Spending Surveys & High Gas Prices
Surveys show likely changes in consumer spending habits…
According to a new Discover Card Survey, consumers are more likely to cut their discretionary spending when gas prices rise vs. taking advantage of alternative forms of transportation. With nearly 60% of consumers paying more than $100 a month on gas– and half of all car owners driving vehicles that get less than 20 miles per gallon, cuts in spending on ’optional’ items are the first adjustments people make when fuel costs rise.
According to the Discover survey, if gas prices were to rise by a dollar, car owners would be likely to make the following changes:
75% would likely drive less
70% would cut back on entertainment spending
66% would change their vacation plans
64% would postpone a major purchase
52% would be somewhat or very likely to cut back on grocery spending
47% would be somewhat or more likely to buy a more fuel efficient car
ONLY 45% would be somewhat or very likely to carpool
ONLY 39% would be somewhat or very likely to walk or ride a bicycle
Another study by the International Council of Shopping Centers and UBS showed that 60% of those surveyed reduced the frequency of shopping trips during the last month but did not reduce their discretionary spending on items such as clothing, shoes, beauty products, etc.

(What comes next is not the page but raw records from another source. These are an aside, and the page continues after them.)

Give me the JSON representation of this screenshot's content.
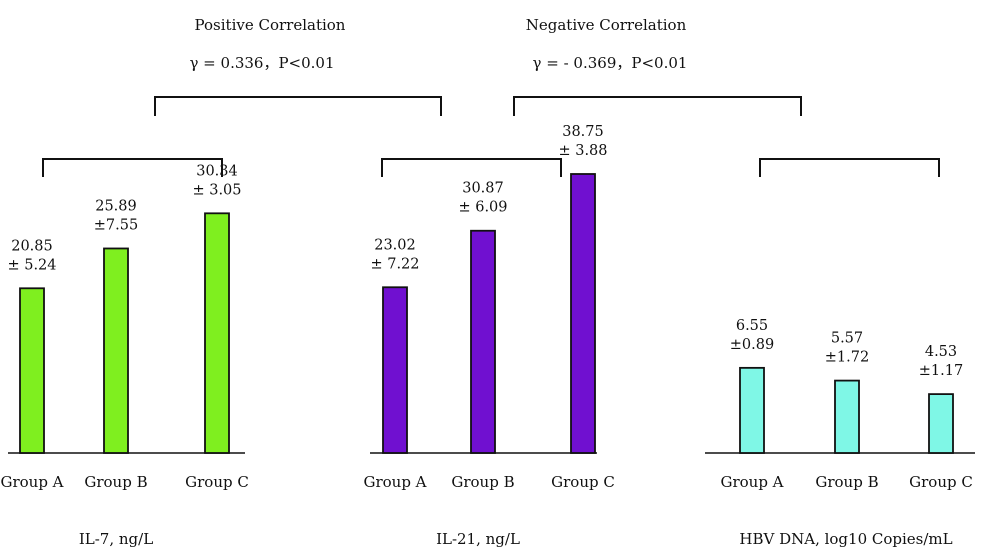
{
  "chart_data": [
    {
      "type": "bar",
      "xlabel": "IL-7, ng/L",
      "categories": [
        "Group A",
        "Group B",
        "Group C"
      ],
      "values": [
        20.85,
        25.89,
        30.34
      ],
      "errors": [
        5.24,
        7.55,
        3.05
      ],
      "labels": [
        [
          "20.85",
          "± 5.24"
        ],
        [
          "25.89",
          "±7.55"
        ],
        [
          "30.34",
          "± 3.05"
        ]
      ],
      "color": "#7FEF1F",
      "ylim": [
        0,
        40
      ]
    },
    {
      "type": "bar",
      "xlabel": "IL-21, ng/L",
      "categories": [
        "Group A",
        "Group B",
        "Group C"
      ],
      "values": [
        23.02,
        30.87,
        38.75
      ],
      "errors": [
        7.22,
        6.09,
        3.88
      ],
      "labels": [
        [
          "23.02",
          "± 7.22"
        ],
        [
          "30.87",
          "± 6.09"
        ],
        [
          "38.75",
          "± 3.88"
        ]
      ],
      "color": "#7010D0",
      "ylim": [
        0,
        40
      ]
    },
    {
      "type": "bar",
      "xlabel": "HBV DNA, log10 Copies/mL",
      "categories": [
        "Group A",
        "Group B",
        "Group C"
      ],
      "values": [
        6.55,
        5.57,
        4.53
      ],
      "errors": [
        0.89,
        1.72,
        1.17
      ],
      "labels": [
        [
          "6.55",
          "±0.89"
        ],
        [
          "5.57",
          "±1.72"
        ],
        [
          "4.53",
          "±1.17"
        ]
      ],
      "color": "#7FF7E6",
      "ylim": [
        0,
        16
      ]
    }
  ],
  "correlations": [
    {
      "title": "Positive Correlation",
      "stat": "γ = 0.336，P<0.01"
    },
    {
      "title": "Negative Correlation",
      "stat": "γ = - 0.369，P<0.01"
    }
  ]
}
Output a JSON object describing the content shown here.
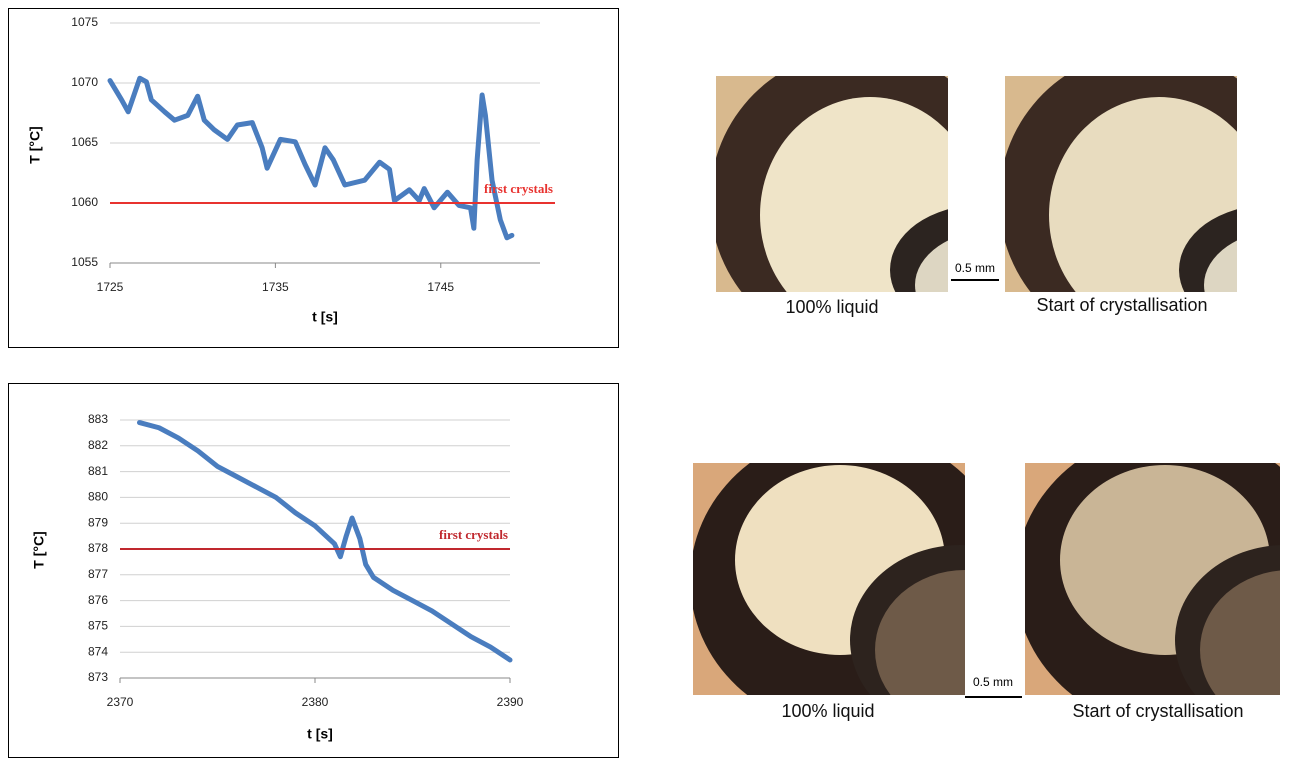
{
  "chart_data": [
    {
      "type": "line",
      "xlabel": "t [s]",
      "ylabel": "T [°C]",
      "color": "#4a7dbf",
      "x": [
        1725,
        1725.7,
        1726.1,
        1726.8,
        1727.2,
        1727.5,
        1728.3,
        1728.9,
        1729.7,
        1730.3,
        1730.7,
        1731.3,
        1732.1,
        1732.7,
        1733.6,
        1734.2,
        1734.5,
        1735.3,
        1736.2,
        1736.8,
        1737.4,
        1738,
        1738.5,
        1739.2,
        1740.4,
        1741.3,
        1741.9,
        1742.2,
        1743.1,
        1743.7,
        1744,
        1744.6,
        1745.4,
        1746.1,
        1746.8,
        1747,
        1747.2,
        1747.5,
        1747.7,
        1748.1,
        1748.6,
        1749,
        1749.3
      ],
      "values": [
        1070.2,
        1068.6,
        1067.6,
        1070.4,
        1070.1,
        1068.6,
        1067.6,
        1066.9,
        1067.3,
        1068.9,
        1066.9,
        1066.1,
        1065.3,
        1066.5,
        1066.7,
        1064.6,
        1062.9,
        1065.3,
        1065.1,
        1063.2,
        1061.5,
        1064.6,
        1063.6,
        1061.5,
        1061.9,
        1063.4,
        1062.8,
        1060.2,
        1061.1,
        1060.2,
        1061.2,
        1059.6,
        1060.9,
        1059.8,
        1059.6,
        1057.9,
        1063.6,
        1069,
        1067.3,
        1061.9,
        1058.6,
        1057.1,
        1057.3
      ],
      "xlim": [
        1725,
        1751
      ],
      "xticks": [
        1725,
        1735,
        1745
      ],
      "ylim": [
        1055,
        1075
      ],
      "yticks": [
        1055,
        1060,
        1065,
        1070,
        1075
      ],
      "grid": true,
      "reference": {
        "value": 1060,
        "label": "first crystals",
        "color": "#e8322f"
      }
    },
    {
      "type": "line",
      "xlabel": "t [s]",
      "ylabel": "T [°C]",
      "color": "#4a7dbf",
      "x": [
        2371,
        2372,
        2373,
        2374,
        2375,
        2376,
        2377,
        2378,
        2379,
        2380,
        2381,
        2381.3,
        2381.6,
        2381.9,
        2382.3,
        2382.6,
        2383,
        2384,
        2385,
        2386,
        2387,
        2388,
        2389,
        2390
      ],
      "values": [
        882.9,
        882.7,
        882.3,
        881.8,
        881.2,
        880.8,
        880.4,
        880,
        879.4,
        878.9,
        878.2,
        877.7,
        878.5,
        879.2,
        878.4,
        877.4,
        876.9,
        876.4,
        876,
        875.6,
        875.1,
        874.6,
        874.2,
        873.7
      ],
      "xlim": [
        2370,
        2390
      ],
      "xticks": [
        2370,
        2380,
        2390
      ],
      "ylim": [
        873,
        883
      ],
      "yticks": [
        873,
        874,
        875,
        876,
        877,
        878,
        879,
        880,
        881,
        882,
        883
      ],
      "grid": true,
      "reference": {
        "value": 878,
        "label": "first crystals",
        "color": "#c0282e"
      }
    }
  ],
  "figures": [
    {
      "captions": [
        "100% liquid",
        "Start of crystallisation"
      ],
      "scale": "0.5 mm"
    },
    {
      "captions": [
        "100% liquid",
        "Start of crystallisation"
      ],
      "scale": "0.5 mm"
    }
  ]
}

But travel and dining were hit– with 23% scaling back on travel and 26% on eating out.
Although the Discover study shows people are willing to make changes in their spending habits– the ICSC study shows consumers have just started making adjustments.
“Consumers continue to be resilient and adjust their shopping patterns to reduce the negative impact of high fuel prices,” said Michael P. Niemira, ICSC’s chief economist and director of research. About two-thirds of households describe themselves as more “efficient shoppers,” he said, “and make fewer visits per store but buy more or combine shopping trips better as a way of coping with the higher gasoline cost.”